Bowling Green still special to Ohio State’s Urban Meyer


SATURDAY’S GAME

Bowling Green at Ohio State, noon, Big Ten Network, 1410

Urban Meyer still keeps in touch with his former Bowling Green players. He spent only two seasons as head coach of the Falcons and has since risen to fame as a three-time national championship winner — twice with the Florida Gators and once with the Ohio State Buckeyes.

The 2001 and 2002 seasons, his first as a head coach, still resonate with Meyer as much as all the rest, though, and they’ll be on his mind at noon Saturday when Ohio State opens the season against Bowling Green at Ohio Stadium.

“I’m still extremely close with those players,” Meyer said Monday. “We had a little reunion up there last year, a fundraiser, and a lot of guys will show up at practice still.”

Meyer called his time at Bowling Green, which finished 8-3 in 2001 and 9-3 in 2002, a neat experience because there were zero expectations.

“Obviously, you don’t experience that much anymore,” he said. “I remember one of those preseason magazines came out, and we were 119th or something like that. I thought, ‘You have got to be (kidding) me,’ when I saw that. I didn’t know there were 119 teams. I posted that in the weight room. I was a 36-year-old coaching trying to get a team motivated that was ranked preseason 119th. The good thing is we did not finish 119th.”

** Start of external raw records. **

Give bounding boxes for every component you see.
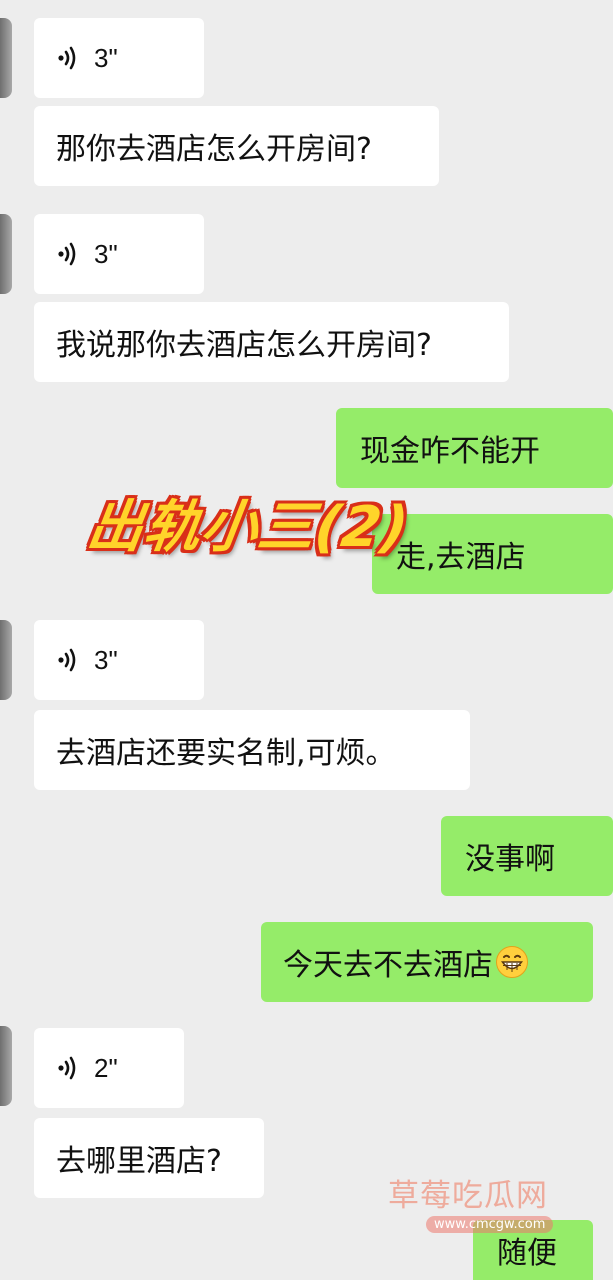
voice-message[interactable]: 3" (34, 214, 204, 294)
message-text: 现金咋不能开 (360, 434, 540, 469)
message-text: 走,去酒店 (396, 540, 526, 575)
voice-duration: 3" (94, 644, 118, 675)
message-bubble-incoming[interactable]: 那你去酒店怎么开房间? (34, 106, 439, 186)
message-bubble-outgoing[interactable]: 今天去不去酒店 (261, 922, 593, 1002)
message-bubble-outgoing[interactable]: 没事啊 (441, 816, 613, 896)
message-text: 今天去不去酒店 (283, 948, 493, 983)
message-bubble-incoming[interactable]: 我说那你去酒店怎么开房间? (34, 302, 509, 382)
watermark-url: www.cmcgw.com (426, 1216, 554, 1233)
voice-message[interactable]: 3" (34, 18, 204, 98)
avatar[interactable] (0, 214, 12, 294)
message-text: 那你去酒店怎么开房间? (56, 132, 372, 167)
message-text: 我说那你去酒店怎么开房间? (56, 328, 432, 363)
message-text: 去哪里酒店? (56, 1144, 222, 1179)
avatar[interactable] (0, 1026, 12, 1106)
message-text: 去酒店还要实名制,可烦。 (56, 736, 396, 771)
voice-wave-icon (56, 647, 78, 673)
watermark: 草莓吃瓜网 www.cmcgw.com (388, 1170, 578, 1240)
voice-wave-icon (56, 45, 78, 71)
voice-wave-icon (56, 1055, 78, 1081)
voice-duration: 3" (94, 42, 118, 73)
watermark-text: 草莓吃瓜网 (388, 1178, 548, 1214)
voice-duration: 2" (94, 1052, 118, 1083)
message-bubble-incoming[interactable]: 去酒店还要实名制,可烦。 (34, 710, 470, 790)
voice-wave-icon (56, 241, 78, 267)
voice-message[interactable]: 3" (34, 620, 204, 700)
grinning-face-emoji (495, 945, 529, 979)
avatar[interactable] (0, 18, 12, 98)
avatar[interactable] (0, 620, 12, 700)
message-bubble-incoming[interactable]: 去哪里酒店? (34, 1118, 264, 1198)
overlay-title: 出轨小三(2) (82, 495, 414, 560)
message-text: 没事啊 (465, 842, 555, 877)
voice-message[interactable]: 2" (34, 1028, 184, 1108)
voice-duration: 3" (94, 238, 118, 269)
message-bubble-outgoing[interactable]: 现金咋不能开 (336, 408, 613, 488)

RELATED: 7 reasons Ohio State can win a national championship this season

The Falcons made an immediate statement in Meyer’s first game, upsetting Missouri 20-13 on the road. Entering that game, the Falcons hadn’t had a winning season since 1994. They hadn’t won a non-conference road game to open the season since 1983. They lost their first three games the previous season by a combined score of 107-37. At the time, Meyer was the second-youngest coach in Division I.

“I think 50 some players made the travel team,” Meyer said. “We were allowed to take 70. We didn’t have 70 players.”

Meyer’s wife Shelley told him the night before the game they would beat Missouri. Meyer told her, “We have no freaking chance.”

RELATED: 2016 schedule a challenge for Buckeyes

But Meyer said, “Something happened in the middle of the night. I remember waking up, and our staff and our players thought they’d win it, and they did.”

Meyer turned Bowling Green’s program around. In the last 13 seasons, the Falcons have finished with a winning record nine times. They have played in eight bowl games in that span and won the Mid-American Conference championship last season, finishing 10-4.

The Buckeyes are 27½-point favorites Saturday, but Bowling Green is no pushover. The Falcons have defeated three Big Ten teams — Indiana, Maryland and Purdue — in the last two seasons. They return four starters on offense and six on defense.

RELATED: Buckeyes release first official depth chart

“When I think about Bowling Green, it’s one of the most tradition-rich programs in the MAC,” Meyer said. “I have a lot of great respect for them. I loved my time there, and there’s a lot of great people there.”